Monti è una persona sicuramente rispettabile, ma non ha fatto ciò che avrebbe avuto il dovere di fare, non si è imposto –fosse anche ricattandoli- sui partiti (Pdl e Pd) per i quali si è prestato a fare il lavoro sporco del risanamento finanziario: non ha minimamente scalfito la radice dei problemi e finché non si avrà questo coraggio, sarà inutile sperare in una crescita e un’occupazione che non siano fittizie.
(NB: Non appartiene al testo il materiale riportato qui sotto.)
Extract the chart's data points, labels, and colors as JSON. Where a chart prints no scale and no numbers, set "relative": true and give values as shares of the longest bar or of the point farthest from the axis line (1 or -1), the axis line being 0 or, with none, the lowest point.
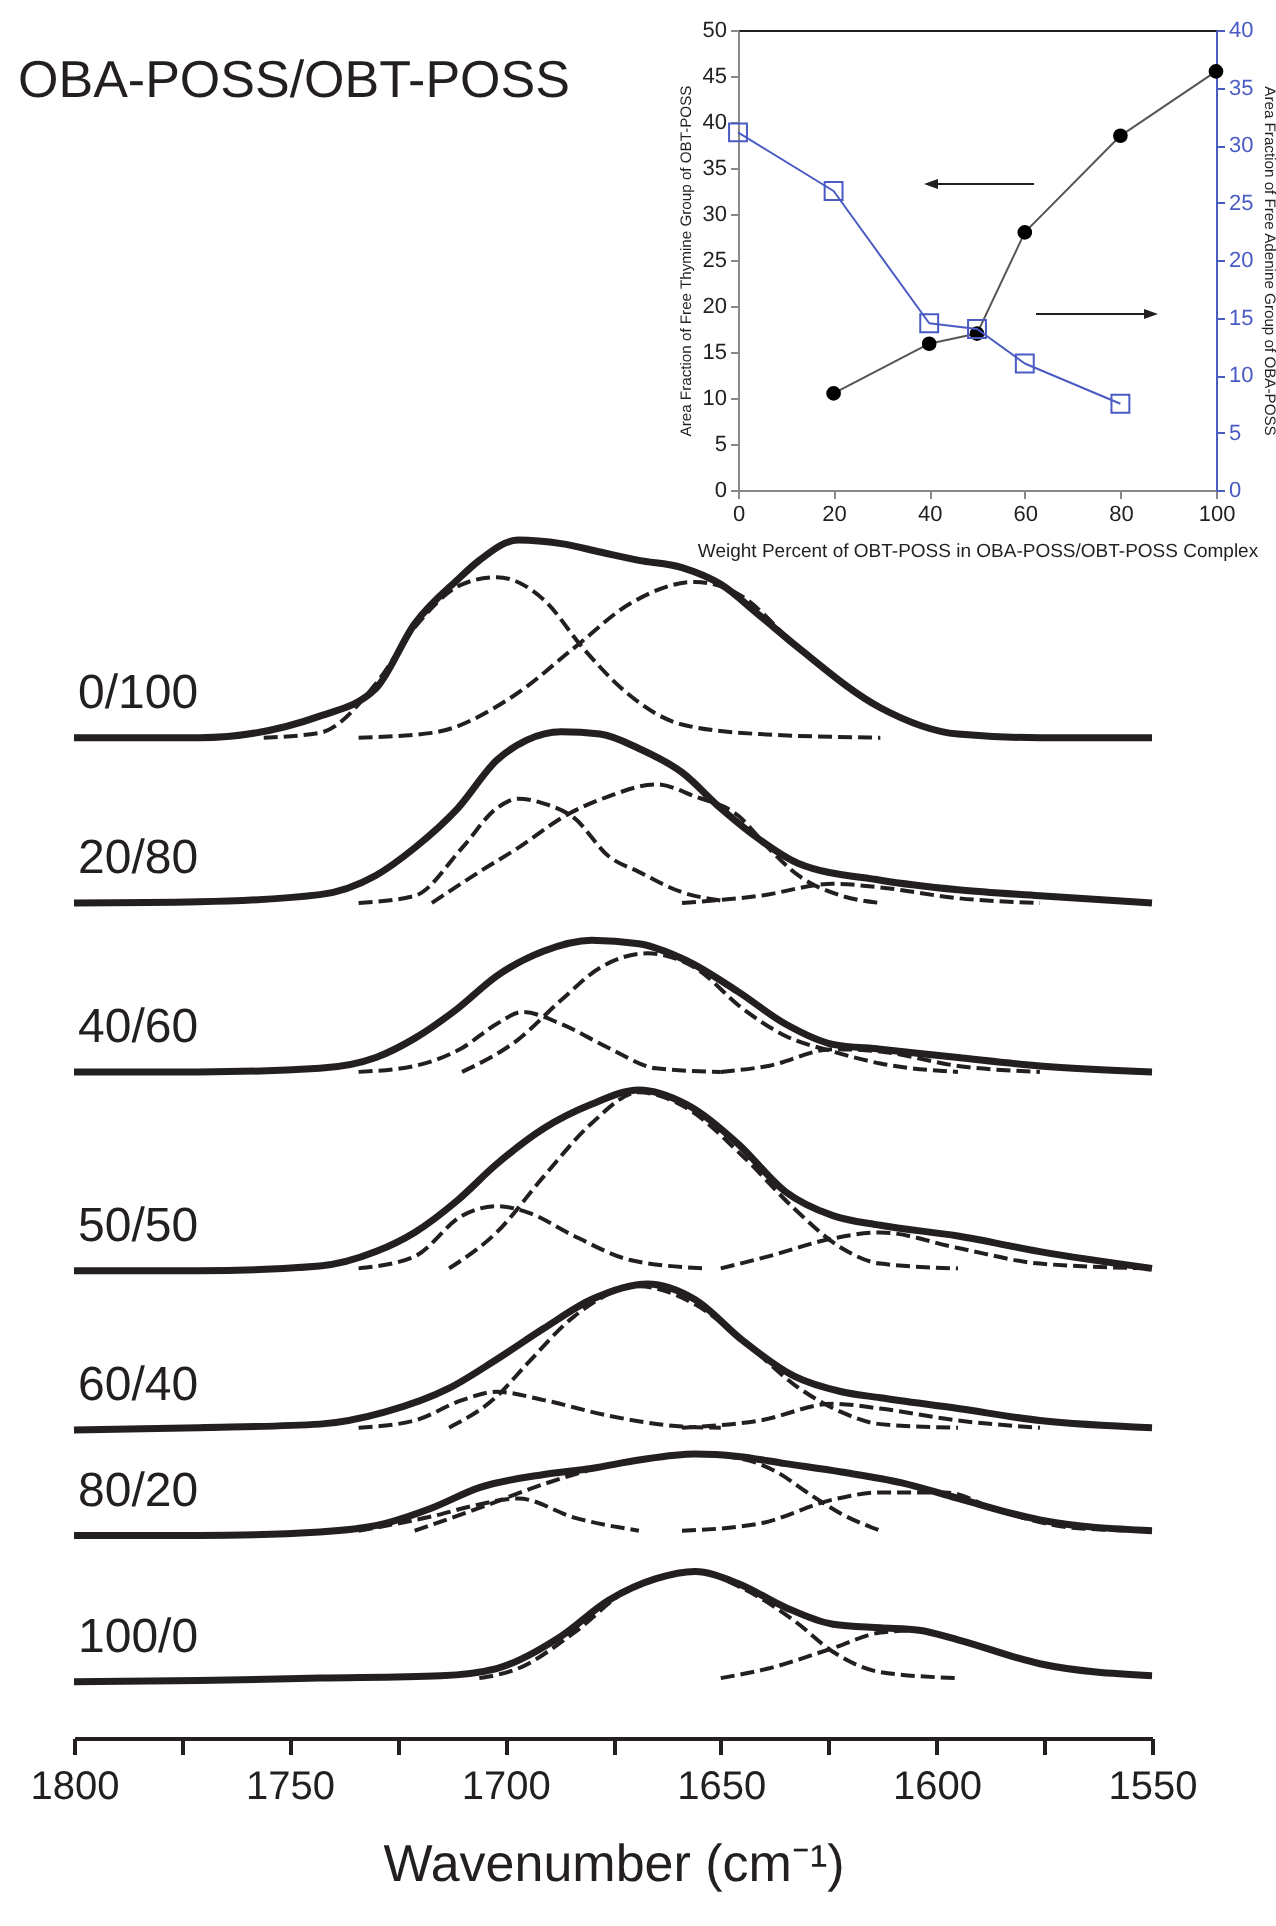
{
  "chart_data": [
    {
      "type": "line",
      "title": "OBA-POSS/OBT-POSS",
      "xlabel": "Wavenumber (cm⁻¹)",
      "relative": true,
      "xlim": [
        1800,
        1550
      ],
      "xticks": [
        1800,
        {
          "value": 1775,
          "label": null
        },
        1750,
        {
          "value": 1725,
          "label": null
        },
        1700,
        {
          "value": 1675,
          "label": null
        },
        1650,
        {
          "value": 1625,
          "label": null
        },
        1600,
        {
          "value": 1575,
          "label": null
        },
        1550
      ],
      "series": [
        {
          "name": "0/100",
          "color": "#231f20",
          "line_style": "solid",
          "x": [
            1800,
            1771,
            1743,
            1730,
            1721,
            1711,
            1706,
            1697,
            1687,
            1678,
            1669,
            1659,
            1650,
            1641,
            1632,
            1613,
            1595,
            1576,
            1550
          ],
          "values": [
            0.835,
            0.835,
            0.853,
            0.876,
            0.93,
            0.967,
            0.983,
            1,
            0.997,
            0.99,
            0.983,
            0.977,
            0.963,
            0.937,
            0.91,
            0.86,
            0.838,
            0.835,
            0.835
          ]
        },
        {
          "color": "#231f20",
          "line_style": "dashed",
          "x": [
            1756,
            1743,
            1730,
            1721,
            1710,
            1702,
            1691,
            1682,
            1672,
            1659,
            1641,
            1613
          ],
          "values": [
            0.835,
            0.839,
            0.88,
            0.927,
            0.963,
            0.969,
            0.95,
            0.91,
            0.873,
            0.846,
            0.838,
            0.835
          ]
        },
        {
          "color": "#231f20",
          "line_style": "dashed",
          "x": [
            1734,
            1717,
            1698,
            1684,
            1671,
            1656,
            1646,
            1632,
            1613,
            1595,
            1576
          ],
          "values": [
            0.835,
            0.839,
            0.87,
            0.91,
            0.947,
            0.965,
            0.955,
            0.91,
            0.86,
            0.838,
            0.835
          ]
        },
        {
          "name": "20/80",
          "color": "#231f20",
          "line_style": "solid",
          "x": [
            1800,
            1771,
            1743,
            1730,
            1721,
            1711,
            1702,
            1695,
            1687,
            1678,
            1669,
            1659,
            1650,
            1641,
            1632,
            1613,
            1595,
            1576,
            1550
          ],
          "values": [
            0.697,
            0.698,
            0.704,
            0.72,
            0.743,
            0.776,
            0.816,
            0.833,
            0.84,
            0.838,
            0.826,
            0.806,
            0.776,
            0.75,
            0.73,
            0.716,
            0.708,
            0.703,
            0.697
          ]
        },
        {
          "color": "#231f20",
          "line_style": "dashed",
          "x": [
            1734,
            1721,
            1710,
            1702,
            1697,
            1691,
            1684,
            1676,
            1669,
            1659,
            1650
          ],
          "values": [
            0.697,
            0.703,
            0.743,
            0.776,
            0.784,
            0.78,
            0.768,
            0.736,
            0.723,
            0.706,
            0.699
          ]
        },
        {
          "color": "#231f20",
          "line_style": "dashed",
          "x": [
            1717,
            1706,
            1697,
            1686,
            1676,
            1665,
            1656,
            1646,
            1639,
            1632,
            1622,
            1613
          ],
          "values": [
            0.697,
            0.723,
            0.743,
            0.77,
            0.786,
            0.796,
            0.786,
            0.77,
            0.743,
            0.72,
            0.703,
            0.697
          ]
        },
        {
          "color": "#231f20",
          "line_style": "dashed",
          "x": [
            1659,
            1641,
            1624,
            1613,
            1595,
            1576
          ],
          "values": [
            0.697,
            0.703,
            0.713,
            0.71,
            0.701,
            0.697
          ]
        },
        {
          "name": "40/60",
          "color": "#231f20",
          "line_style": "solid",
          "x": [
            1800,
            1771,
            1743,
            1730,
            1721,
            1711,
            1702,
            1691,
            1680,
            1669,
            1658,
            1646,
            1635,
            1624,
            1613,
            1595,
            1576,
            1550
          ],
          "values": [
            0.556,
            0.556,
            0.559,
            0.568,
            0.584,
            0.609,
            0.636,
            0.657,
            0.666,
            0.663,
            0.649,
            0.623,
            0.596,
            0.579,
            0.575,
            0.568,
            0.561,
            0.556
          ]
        },
        {
          "color": "#231f20",
          "line_style": "dashed",
          "x": [
            1734,
            1721,
            1710,
            1702,
            1696,
            1687,
            1676,
            1665,
            1650
          ],
          "values": [
            0.556,
            0.561,
            0.576,
            0.596,
            0.606,
            0.596,
            0.576,
            0.559,
            0.556
          ]
        },
        {
          "color": "#231f20",
          "line_style": "dashed",
          "x": [
            1710,
            1697,
            1687,
            1678,
            1667,
            1656,
            1645,
            1635,
            1624,
            1613,
            1595
          ],
          "values": [
            0.556,
            0.583,
            0.616,
            0.643,
            0.655,
            0.643,
            0.609,
            0.586,
            0.573,
            0.563,
            0.556
          ]
        },
        {
          "color": "#231f20",
          "line_style": "dashed",
          "x": [
            1650,
            1639,
            1624,
            1613,
            1595,
            1576
          ],
          "values": [
            0.556,
            0.561,
            0.575,
            0.573,
            0.561,
            0.556
          ]
        },
        {
          "name": "50/50",
          "color": "#231f20",
          "line_style": "solid",
          "x": [
            1800,
            1771,
            1743,
            1730,
            1721,
            1711,
            1702,
            1691,
            1680,
            1669,
            1658,
            1646,
            1635,
            1624,
            1613,
            1595,
            1576,
            1550
          ],
          "values": [
            0.39,
            0.39,
            0.394,
            0.406,
            0.422,
            0.449,
            0.479,
            0.509,
            0.529,
            0.541,
            0.529,
            0.496,
            0.456,
            0.436,
            0.428,
            0.419,
            0.406,
            0.392
          ]
        },
        {
          "color": "#231f20",
          "line_style": "dashed",
          "x": [
            1734,
            1721,
            1710,
            1702,
            1695,
            1684,
            1671,
            1654
          ],
          "values": [
            0.392,
            0.402,
            0.436,
            0.444,
            0.439,
            0.419,
            0.399,
            0.392
          ]
        },
        {
          "color": "#231f20",
          "line_style": "dashed",
          "x": [
            1713,
            1702,
            1691,
            1680,
            1669,
            1658,
            1645,
            1633,
            1622,
            1613,
            1595
          ],
          "values": [
            0.392,
            0.422,
            0.469,
            0.513,
            0.539,
            0.526,
            0.486,
            0.442,
            0.409,
            0.396,
            0.392
          ]
        },
        {
          "color": "#231f20",
          "line_style": "dashed",
          "x": [
            1650,
            1639,
            1624,
            1613,
            1595,
            1576,
            1550
          ],
          "values": [
            0.392,
            0.402,
            0.417,
            0.422,
            0.409,
            0.396,
            0.392
          ]
        },
        {
          "name": "60/40",
          "color": "#231f20",
          "line_style": "solid",
          "x": [
            1800,
            1771,
            1743,
            1728,
            1713,
            1702,
            1691,
            1680,
            1667,
            1656,
            1645,
            1633,
            1622,
            1613,
            1595,
            1576,
            1550
          ],
          "values": [
            0.257,
            0.259,
            0.262,
            0.272,
            0.292,
            0.316,
            0.342,
            0.366,
            0.379,
            0.366,
            0.332,
            0.302,
            0.289,
            0.284,
            0.275,
            0.265,
            0.259
          ]
        },
        {
          "color": "#231f20",
          "line_style": "dashed",
          "x": [
            1734,
            1721,
            1710,
            1702,
            1691,
            1676,
            1659,
            1650
          ],
          "values": [
            0.259,
            0.265,
            0.282,
            0.289,
            0.282,
            0.269,
            0.26,
            0.259
          ]
        },
        {
          "color": "#231f20",
          "line_style": "dashed",
          "x": [
            1713,
            1702,
            1695,
            1684,
            1669,
            1656,
            1643,
            1633,
            1622,
            1613,
            1595
          ],
          "values": [
            0.259,
            0.285,
            0.312,
            0.352,
            0.377,
            0.362,
            0.326,
            0.295,
            0.272,
            0.262,
            0.259
          ]
        },
        {
          "color": "#231f20",
          "line_style": "dashed",
          "x": [
            1659,
            1641,
            1624,
            1613,
            1595,
            1576
          ],
          "values": [
            0.259,
            0.265,
            0.279,
            0.275,
            0.265,
            0.259
          ]
        },
        {
          "name": "80/20",
          "color": "#231f20",
          "line_style": "solid",
          "x": [
            1800,
            1771,
            1743,
            1728,
            1717,
            1706,
            1691,
            1680,
            1669,
            1656,
            1646,
            1635,
            1622,
            1608,
            1595,
            1576,
            1550
          ],
          "values": [
            0.169,
            0.169,
            0.172,
            0.179,
            0.192,
            0.209,
            0.22,
            0.225,
            0.232,
            0.237,
            0.235,
            0.229,
            0.222,
            0.213,
            0.2,
            0.182,
            0.173
          ]
        },
        {
          "color": "#231f20",
          "line_style": "dashed",
          "x": [
            1734,
            1717,
            1706,
            1697,
            1684,
            1669
          ],
          "values": [
            0.173,
            0.185,
            0.195,
            0.2,
            0.184,
            0.173
          ]
        },
        {
          "color": "#231f20",
          "line_style": "dashed",
          "x": [
            1721,
            1706,
            1691,
            1680,
            1669,
            1656,
            1645,
            1637,
            1630,
            1622,
            1613
          ],
          "values": [
            0.173,
            0.192,
            0.212,
            0.224,
            0.232,
            0.237,
            0.233,
            0.222,
            0.205,
            0.187,
            0.173
          ]
        },
        {
          "color": "#231f20",
          "line_style": "dashed",
          "x": [
            1659,
            1641,
            1624,
            1613,
            1598,
            1585,
            1567,
            1550
          ],
          "values": [
            0.173,
            0.179,
            0.199,
            0.205,
            0.205,
            0.189,
            0.175,
            0.173
          ]
        },
        {
          "name": "100/0",
          "color": "#231f20",
          "line_style": "solid",
          "x": [
            1800,
            1771,
            1743,
            1715,
            1702,
            1687,
            1676,
            1665,
            1656,
            1646,
            1635,
            1624,
            1613,
            1604,
            1595,
            1576,
            1550
          ],
          "values": [
            0.047,
            0.048,
            0.05,
            0.052,
            0.058,
            0.085,
            0.115,
            0.133,
            0.139,
            0.129,
            0.109,
            0.095,
            0.092,
            0.09,
            0.082,
            0.062,
            0.052
          ]
        },
        {
          "color": "#231f20",
          "line_style": "dashed",
          "x": [
            1706,
            1697,
            1684,
            1671,
            1656,
            1645,
            1633,
            1624,
            1613,
            1595
          ],
          "values": [
            0.05,
            0.058,
            0.088,
            0.125,
            0.139,
            0.125,
            0.098,
            0.072,
            0.055,
            0.05
          ]
        },
        {
          "color": "#231f20",
          "line_style": "dashed",
          "x": [
            1650,
            1639,
            1624,
            1613,
            1604,
            1595,
            1576,
            1550
          ],
          "values": [
            0.05,
            0.058,
            0.075,
            0.088,
            0.09,
            0.082,
            0.062,
            0.052
          ]
        }
      ]
    },
    {
      "type": "line",
      "xlabel": "Weight Percent of OBT-POSS in OBA-POSS/OBT-POSS Complex",
      "ylabel": "Area Fraction of Free Thymine Group of OBT-POSS",
      "y2label": "Area Fraction of Free Adenine Group of OBA-POSS",
      "xlim": [
        0,
        100
      ],
      "xticks": [
        0,
        20,
        40,
        60,
        80,
        100
      ],
      "ylim": [
        0,
        50
      ],
      "yticks": [
        0,
        5,
        10,
        15,
        20,
        25,
        30,
        35,
        40,
        45,
        50
      ],
      "y2lim": [
        0,
        40
      ],
      "y2ticks": [
        0,
        5,
        10,
        15,
        20,
        25,
        30,
        35,
        40
      ],
      "series": [
        {
          "color": "#000000",
          "marker": "circle",
          "x": [
            20,
            40,
            50,
            60,
            80,
            100
          ],
          "values": [
            10.5,
            15.9,
            17.0,
            28.0,
            38.5,
            45.5
          ]
        },
        {
          "color": "#4a5bc4",
          "marker": "square",
          "axis": "y2",
          "x": [
            0,
            20,
            40,
            50,
            60,
            80
          ],
          "values": [
            31.1,
            26.0,
            14.5,
            14.0,
            11.0,
            7.5
          ]
        }
      ]
    }
  ]
}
Chi rimane al di fuori dei soliti giochi della politica? Il M5S sicuramente che raccoglie tante energie, indignazione e voglia di fare anche se non basta voler fare il bene del Paese, bisogna anche saperlo fare e questo impegno richiede competenze, indipendenza da conflitti di interesse, capacità di visione nel contesto geopolitico ed economico globale. E in questo ambito restano solo i grilli parlanti o i rompiscatole cui una stampa servile nega visibilità perché proclamano ricette e numeri scomodi e precisi. Mi riferisco a quel ceto produttivo e professionale che, al di là dei prestigiosi fondatori, anima Fermare il declino e che parla senza opportunismi e mezzi termini di fare una grande patrimoniale, ma allo Stato onnipresente, di tagliare pesantemente la spesa pubblica improduttiva (finanziamenti a partiti ed editoria compresi), di dismettere le partecipazioni pubbliche e soprattutto quelle bancarie in capo alle Fondazioni, di fare del merito e dell’istruzione l’unico ascensore sociale, di sostenere il reddito di chi perda il lavoro e non già le imprese in crisi, di combattere la corruzione e pretendere una giustizia veloce, di favorire la competizione nell’economia ed il federalismo virtuoso negli enti locali. Un partito di rompiscatole o di orchiclasti che hanno molto chiaro cosa fare nel 2013: personalmente, non vedo di meglio in  mezzo a tanto indecente riciclaggio di idee politiche vecchie e di personaggi che ci hanno portato così impunemente al declino.